While browsing through my library a few days ago, I was lucky enough to run across Abbie in Stitches written by Cynthia Cotten and lovingly illustrated by Beth Peck laying on a table in the children’s section of the library. This book is intended for readers aged 4 through 8, so it was a very quick read for me — but what a delightful one!

It is the story of young Abbie, who would much prefer to read than to learn needlework, but her mother explains she needs to know how to, ” … sew household linens and clothes … ” for the family she’ll have someday. Abbie also needs to learn how to make what Abbie calls “fancy stitches” in order to show she is, ” … an accomplished young woman.” These answers don’t satisfy Abbie, who complains to her older sister — an already quite excellent stitcher — that when she is grown she’ll, ” … have books instead of needles and thread, and read as much as [she likes].” Her sister reminds her, “Books are for boys … Needlework is for girls.”

I’ll let you find out for yourself how Abbie manages to deal with her dislike of needlework, and how the people around her handle her approach. :)

abbie1.jpg

Cynthia Cotten states in her Afterword that Abbie in Stitches was inspired by the story of Patty Polk, whom I wrote about recently in a similar vein, and whom she first read about in a 1921 book by Ethel Stanwood Bolton and Eva Johnston Coe called American Samplers which, ” … mentioned a sampler stitched around 1800 that said, ‘Patty Polk did this and she hated every stitch she did in it. She loves to read much more.’” Cynthia, too, was, ” … intrigued by this girl’s outspokenness at a time when most samplers dealt seriously, and often depressingly, with duty and death.”

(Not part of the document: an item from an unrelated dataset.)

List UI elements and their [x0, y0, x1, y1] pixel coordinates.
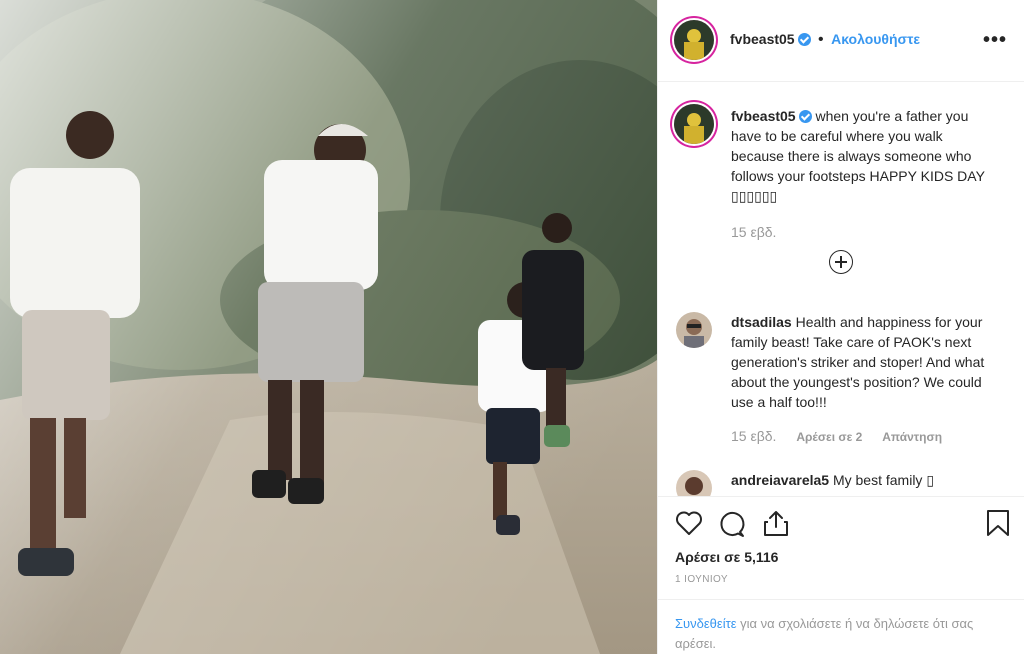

Unfortunately, at least in my opinion, Cynthia also says, “Nobody I contacted knew the whereabouts of this sampler. Today, many people doubt its existence, saying it might just be a needlework legend.” I choose to believe in certain fairy tales, and if this is one of them, then so be it.

But I have a challenge for you … Help me locate Patty Polk’s sampler. If it ever existed, then it is out there somewhere in some lucky collector’s hands. Let’s find it! Post anything you know about her sampler here!